# Pulling on the leash



## resterline (Feb 12, 2012)

I'm getting ready to adopt a GSD from a rescue. I visited her today and took her for a walk. She was found as a stray and has no leash manners. She pretty much tried to drag me while walking her (it doesn't help that I'm a petite 5' tall woman). She started choking because she couldn't breath when I first started walking her. 

What can I do to teach her to not pull while we're walking? 

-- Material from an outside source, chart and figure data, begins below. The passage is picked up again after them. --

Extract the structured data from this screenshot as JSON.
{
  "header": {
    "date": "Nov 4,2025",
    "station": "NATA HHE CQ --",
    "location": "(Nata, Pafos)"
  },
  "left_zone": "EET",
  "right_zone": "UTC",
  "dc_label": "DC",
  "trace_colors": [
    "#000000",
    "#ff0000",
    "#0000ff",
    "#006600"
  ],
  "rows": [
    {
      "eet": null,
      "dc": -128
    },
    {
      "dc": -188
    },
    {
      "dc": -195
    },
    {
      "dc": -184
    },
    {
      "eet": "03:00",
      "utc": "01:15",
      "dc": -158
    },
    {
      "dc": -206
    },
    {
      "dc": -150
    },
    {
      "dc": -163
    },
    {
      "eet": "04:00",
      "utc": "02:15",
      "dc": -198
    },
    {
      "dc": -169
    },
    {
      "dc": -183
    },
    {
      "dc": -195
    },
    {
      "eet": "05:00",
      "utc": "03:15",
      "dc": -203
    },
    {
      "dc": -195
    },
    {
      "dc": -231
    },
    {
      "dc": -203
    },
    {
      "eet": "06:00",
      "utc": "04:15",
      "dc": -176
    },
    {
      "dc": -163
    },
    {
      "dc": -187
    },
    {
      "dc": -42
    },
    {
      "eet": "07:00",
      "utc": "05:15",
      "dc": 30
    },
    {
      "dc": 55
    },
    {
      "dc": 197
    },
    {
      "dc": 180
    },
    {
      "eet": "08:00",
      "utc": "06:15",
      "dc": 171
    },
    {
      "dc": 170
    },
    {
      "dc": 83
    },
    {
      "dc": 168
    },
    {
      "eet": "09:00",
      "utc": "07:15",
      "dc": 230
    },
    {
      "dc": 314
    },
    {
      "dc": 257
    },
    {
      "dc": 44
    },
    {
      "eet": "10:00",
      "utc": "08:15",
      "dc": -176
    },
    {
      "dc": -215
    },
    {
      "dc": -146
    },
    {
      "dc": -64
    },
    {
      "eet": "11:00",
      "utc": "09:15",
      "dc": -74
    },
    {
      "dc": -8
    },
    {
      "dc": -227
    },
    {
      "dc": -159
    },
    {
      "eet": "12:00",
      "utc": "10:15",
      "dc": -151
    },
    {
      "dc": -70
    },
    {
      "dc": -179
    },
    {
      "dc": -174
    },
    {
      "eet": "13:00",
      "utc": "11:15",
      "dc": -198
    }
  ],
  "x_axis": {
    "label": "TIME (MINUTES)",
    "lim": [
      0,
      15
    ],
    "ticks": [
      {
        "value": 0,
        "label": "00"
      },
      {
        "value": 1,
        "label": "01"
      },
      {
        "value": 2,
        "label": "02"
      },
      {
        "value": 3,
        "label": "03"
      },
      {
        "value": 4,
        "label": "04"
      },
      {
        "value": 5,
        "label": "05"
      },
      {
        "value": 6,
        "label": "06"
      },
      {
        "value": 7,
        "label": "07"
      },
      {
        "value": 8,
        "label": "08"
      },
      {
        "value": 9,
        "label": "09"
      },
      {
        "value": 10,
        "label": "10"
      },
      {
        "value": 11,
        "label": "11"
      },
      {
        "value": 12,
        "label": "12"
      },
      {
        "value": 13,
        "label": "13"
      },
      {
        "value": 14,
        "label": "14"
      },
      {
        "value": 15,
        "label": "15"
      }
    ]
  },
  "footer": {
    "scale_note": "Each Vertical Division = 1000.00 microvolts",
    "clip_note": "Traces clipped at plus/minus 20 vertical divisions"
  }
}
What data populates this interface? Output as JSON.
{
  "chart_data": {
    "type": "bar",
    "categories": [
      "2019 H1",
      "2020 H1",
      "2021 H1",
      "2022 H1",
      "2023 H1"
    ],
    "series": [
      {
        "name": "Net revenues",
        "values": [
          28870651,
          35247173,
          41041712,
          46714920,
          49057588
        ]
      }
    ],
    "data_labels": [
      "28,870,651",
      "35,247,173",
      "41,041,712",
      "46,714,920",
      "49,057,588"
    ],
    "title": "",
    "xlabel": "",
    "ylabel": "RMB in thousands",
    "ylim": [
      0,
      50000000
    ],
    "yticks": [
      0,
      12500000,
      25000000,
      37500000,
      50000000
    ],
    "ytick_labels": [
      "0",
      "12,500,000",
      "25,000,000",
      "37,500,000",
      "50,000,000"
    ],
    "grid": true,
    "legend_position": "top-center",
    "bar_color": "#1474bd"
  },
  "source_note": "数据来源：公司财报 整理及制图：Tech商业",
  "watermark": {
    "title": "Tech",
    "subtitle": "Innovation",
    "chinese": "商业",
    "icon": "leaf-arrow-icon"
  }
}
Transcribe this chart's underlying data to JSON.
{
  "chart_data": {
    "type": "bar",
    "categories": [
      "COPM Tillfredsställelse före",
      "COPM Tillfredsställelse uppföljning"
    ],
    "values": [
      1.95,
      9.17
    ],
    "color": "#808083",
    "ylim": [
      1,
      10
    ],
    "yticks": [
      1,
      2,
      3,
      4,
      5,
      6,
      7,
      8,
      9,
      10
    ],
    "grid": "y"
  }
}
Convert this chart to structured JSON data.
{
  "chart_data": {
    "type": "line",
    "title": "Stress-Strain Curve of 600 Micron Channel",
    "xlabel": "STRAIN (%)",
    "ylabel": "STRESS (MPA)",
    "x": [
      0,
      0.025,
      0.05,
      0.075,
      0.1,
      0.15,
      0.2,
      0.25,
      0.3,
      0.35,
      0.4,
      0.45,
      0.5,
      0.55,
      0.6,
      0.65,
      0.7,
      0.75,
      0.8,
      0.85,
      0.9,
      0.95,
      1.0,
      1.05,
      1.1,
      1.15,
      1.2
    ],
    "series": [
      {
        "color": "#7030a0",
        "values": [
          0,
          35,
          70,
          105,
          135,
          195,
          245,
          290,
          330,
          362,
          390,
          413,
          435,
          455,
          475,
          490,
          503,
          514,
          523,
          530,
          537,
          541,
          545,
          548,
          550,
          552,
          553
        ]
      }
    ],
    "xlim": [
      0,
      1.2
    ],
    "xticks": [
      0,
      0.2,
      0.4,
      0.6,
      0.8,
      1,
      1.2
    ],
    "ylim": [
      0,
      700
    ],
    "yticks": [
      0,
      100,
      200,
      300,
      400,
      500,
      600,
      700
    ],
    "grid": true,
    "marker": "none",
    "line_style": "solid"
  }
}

She is about one and is really smart. So, I think she'll catch on quick. Plus, she was pretty excited when we got there to look at her. She'll probably be a little calmer once she is at our house. When we got her away from the people and other dogs that were there, she did calm down a little. 

Thanks!


----------



## msvette2u (Mar 20, 2006)

Try these!

How to Train a Dog to Heel - Dog Training by K9-1.com - YouTube


----------



## resterline (Feb 12, 2012)

Thanks!! I think I'll be watching a lot of YouTube videos in the next few weeks!


----------



## OriginalWacky (Dec 21, 2011)

resterline said:


> Thanks!! I think I'll be watching a lot of YouTube videos in the next few weeks!


DO a search for the user kikopup on youtube, her videos are fantastic!


----------



## Joyb0218 (Apr 23, 2012)

OriginalWacky said:


> DO a search for the user kikopup on youtube, her videos are fantastic!


:thumbup: kikopup - YouTube


----------



## spidermilk (Mar 18, 2010)

Looks like you got good training advice. In addition I would get a front clip harness because there are some times when you will HAVE to take your dog places before they are fully trained. Like the vet.

There was a stray dog in our neighborhood (APBT?) who we grabbed, put a collar on, and started knocking on doors to find her home. I was shocked at how strong she was! She had no leash manners. I can control my 70 lb GSD, but she was literally pulling me over. Wish I had put a harness on her instead of the flat collar we used.


----------